Yoshinori Kitase said that Advent Children acts as the foundation for this new interpretation of the beloved JRPG, and in the years since that statement has been proven true time and time again. I watched that film so much as a kid, fascinated by how it expanded upon the classic game in an era where spin-offs were seeping from the walls, but a fully-fledged remake still felt impossible. A tech demo for the PS3 teased this project, but it wasn’t until 2015 that it started to become a reality.

But before FF7 Remake came Dirge of Cerberus, a title that built upon the philosophy of Advent Children and sought to reboot antihero Vincent Valentine and surround him with characters that feel more Kingdom Hearts than Final Fantasy. It’s a wild game, and also not a very good one if we’re being blunt. It saw veteran developers jump into an entirely new genre for the first time with no experience, and that shows in every aspect of its repetitive gameplay and disparate storytelling that tries in vain to string together something coherent in the midst of all its angsty emo chaos. If Welcome to the Black Parade was a video game this would be a pretty close contender.

Dirge of Cerberus

Dirge of Cerberus was a third-person shooter before the days of Gears of War and shortly after Resident Evil 4, with the genre yet to be reinvented and made easier to stomach on consoles. Square Enix was putting massive amounts of resources into a project that from the very beginning felt misguided. It was pitched as a direct sequel to Final Fantasy 7, with a number of returning characters and narrative strings that we’d waited almost a decade to see addressed. Except we weren’t playing as Cloud, Tifa, or Barrett - but an optional character some casual players might have never seen before.

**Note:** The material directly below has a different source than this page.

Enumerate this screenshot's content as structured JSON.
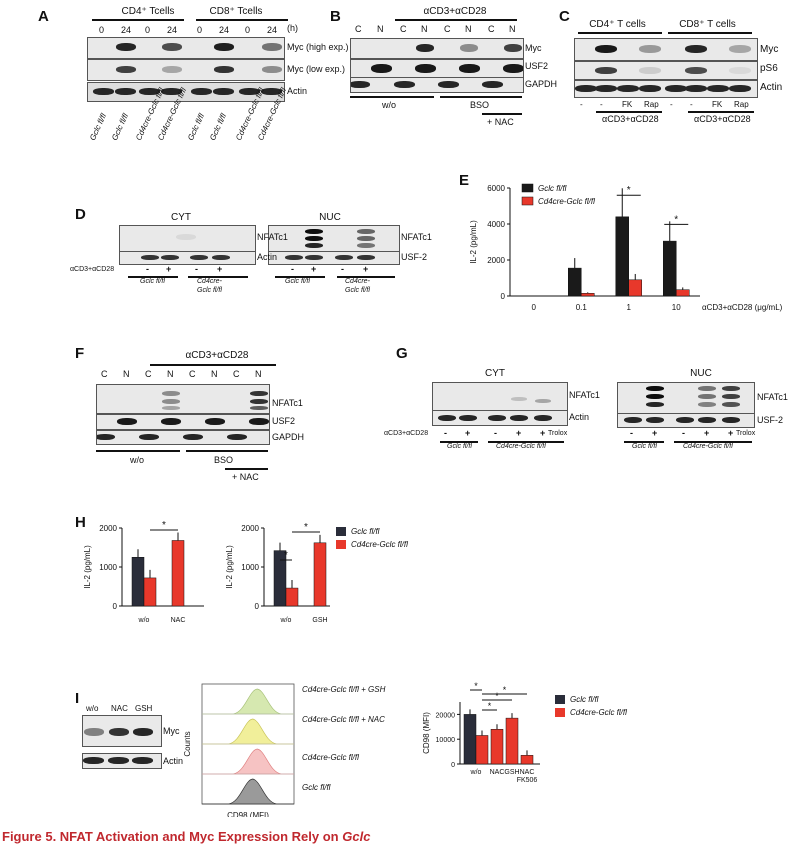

Vincent Valentine is edgy, cool, depressing, and has the perfect set of powers for a shooter like this, so on the surface I can see where the creators were coming from. The end result was ambitious but flawed, yet it remains a relic of history we owe it to ourselves to remember. It was one of the last major pieces of media associated with Final Fantasy 7 before Square Enix decided to abandon its forward trajectory. Its first attempt at a spin-off didn’t work despite decent sales, and thus it was ignorantly convinced that fans weren’t interested in seeing more from this universe. We absolutely were, just not in a form that felt so far away from the game that started it all. In 2022 it’s fascinating to look back at all these failures and how, in some strange way, they helped assemble the vision of Final Fantasy 7 Remake as the publisher learned from its mistakes and sought to create something magical.

Dirge of Cerberus

Crisis Core stands alongside Dirge of Cerberus and experienced far more success, but even that is viewed as a strange departure from canon that fans either love or hate. Now it’s coming back, and as a consequence brings its sibling into the conversation along with it. Square Enix has made it abundantly clear that it won’t be receiving a remaster, but goodness me a revival like this has a bunch of potential, and would express a willingness from the company to have fun with past shortcomings as it grows this universe.

Jazz up the visuals, update the controls, and keep the story untouched if it fits in with the wider planned canon. Final Fantasy fans are far more self-aware nowadays, happy to accept the melodramatic nonsense that makes up much of the storytelling and characters while still investing themselves in it all to an obscene extent. We’d do the same with Dirge of Cerberus, laughing at its ludicrous decisions while crying as our precious emo boy is suddenly put in danger. For now, I’ll stick with my PS2 copy, but will continue to hold out hope that a remaster will emerge in the coming years.